Users are advised to take extra care when downloading programs from the Internet and pay attention to any questionable details (from address mismatches to suspicious design or obvious errors) on websites that offer popular software.
Recent research has revealed that Chinese users who search for official versions of programs such as Notepad++ and VNote through search engines like Baidu are increasingly becoming victims of sophisticated attackers.
Attacks are carried out using fraudulent advertisements in search engines, as well as fake links that distribute Trojan versions of these programs. The ultimate goal is to install Geacon, a Golang implementation of Cobalt Strike.
Advertisements leading to fake websites[/CENTER]
Kaspersky Lab specialists have discovered a fraudulent website that appears in the Notepad++search results. The site is notable for the fact that its address contains a mention of VNote, and the program offered for download on the site uses the Notepad++logo.
But the further you go, the more interesting it becomes: the downloaded packages already contain " Notepad--", which, however, is not an invention of cybercriminals, since this is quite an existing legitimate text editor, which is an almost complete copy of Notepad++ for the Chinese market, developed by local specialists.
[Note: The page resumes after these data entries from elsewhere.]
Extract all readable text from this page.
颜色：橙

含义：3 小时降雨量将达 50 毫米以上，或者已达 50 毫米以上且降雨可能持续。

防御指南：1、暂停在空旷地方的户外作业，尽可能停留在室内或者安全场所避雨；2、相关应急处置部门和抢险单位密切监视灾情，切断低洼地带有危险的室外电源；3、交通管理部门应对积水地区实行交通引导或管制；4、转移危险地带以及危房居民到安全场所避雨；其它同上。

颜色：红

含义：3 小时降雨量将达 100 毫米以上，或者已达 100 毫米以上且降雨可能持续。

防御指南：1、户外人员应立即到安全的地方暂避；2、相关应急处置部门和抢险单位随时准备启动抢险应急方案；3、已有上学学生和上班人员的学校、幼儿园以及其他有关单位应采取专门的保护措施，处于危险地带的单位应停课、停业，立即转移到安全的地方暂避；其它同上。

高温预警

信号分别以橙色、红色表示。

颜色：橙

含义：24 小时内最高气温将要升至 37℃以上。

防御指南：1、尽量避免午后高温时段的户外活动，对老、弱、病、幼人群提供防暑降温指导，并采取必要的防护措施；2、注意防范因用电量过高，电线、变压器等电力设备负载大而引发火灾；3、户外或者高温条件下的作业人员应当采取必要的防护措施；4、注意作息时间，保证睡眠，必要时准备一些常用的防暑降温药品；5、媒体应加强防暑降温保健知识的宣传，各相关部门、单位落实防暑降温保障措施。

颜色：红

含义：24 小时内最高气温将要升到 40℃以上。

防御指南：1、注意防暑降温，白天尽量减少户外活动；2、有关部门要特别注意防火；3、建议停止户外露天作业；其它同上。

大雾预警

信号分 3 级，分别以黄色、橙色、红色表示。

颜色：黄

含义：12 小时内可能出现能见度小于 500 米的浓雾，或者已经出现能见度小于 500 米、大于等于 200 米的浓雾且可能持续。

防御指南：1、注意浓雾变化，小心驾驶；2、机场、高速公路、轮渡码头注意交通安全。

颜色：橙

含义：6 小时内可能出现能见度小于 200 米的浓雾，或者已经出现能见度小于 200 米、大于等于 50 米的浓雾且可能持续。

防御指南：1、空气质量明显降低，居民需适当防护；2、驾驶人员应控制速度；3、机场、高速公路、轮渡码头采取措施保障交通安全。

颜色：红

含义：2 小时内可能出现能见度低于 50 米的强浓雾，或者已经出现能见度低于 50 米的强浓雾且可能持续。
Funny inconsistencies on a fraudulent site
Despite the fact that the malicious site can download three versions of the program (for Windows, Linux, and macOS), the link for Windows for some reason leads to the official Gitee repository with the legitimate Notepad installer--. At the same time, versions for Linux and macOS lead to malicious installation packages on a third-party resource.
The second fake page, which is located for the query "vnote" in the Baidu search engine, in turn, tries to imitate the already official website of the VNote program, completely copying its style. Of course, malware is also present on this page.
Comparison of fake and real VNote sites
A study of Trojan installers showed that they are designed to download additional malicious code from a remote server. This code is able to create SSH connections, perform file operations, list processes, access clipboard contents, run programs, upload and download files, take screenshots, and even go to sleep mode. It is managed over the HTTPS protocol.
These examples are only part of a broader operation to spread malware through advertising campaigns that were previously used to promote viruses such as FakeBat (also known as EugenLoader), using MSIX installation files disguised as Microsoft OneNote, Notion, and Trello applications.
Kaspersky Lab specialists intend to continue their research on this malicious campaign in order to identify additional stages of the attack and prevent the spread of malware among users.
Users are advised to take extra care when downloading programs from the Internet and pay attention to any questionable details (from address mismatches to suspicious design or obvious errors) on websites that offer popular software.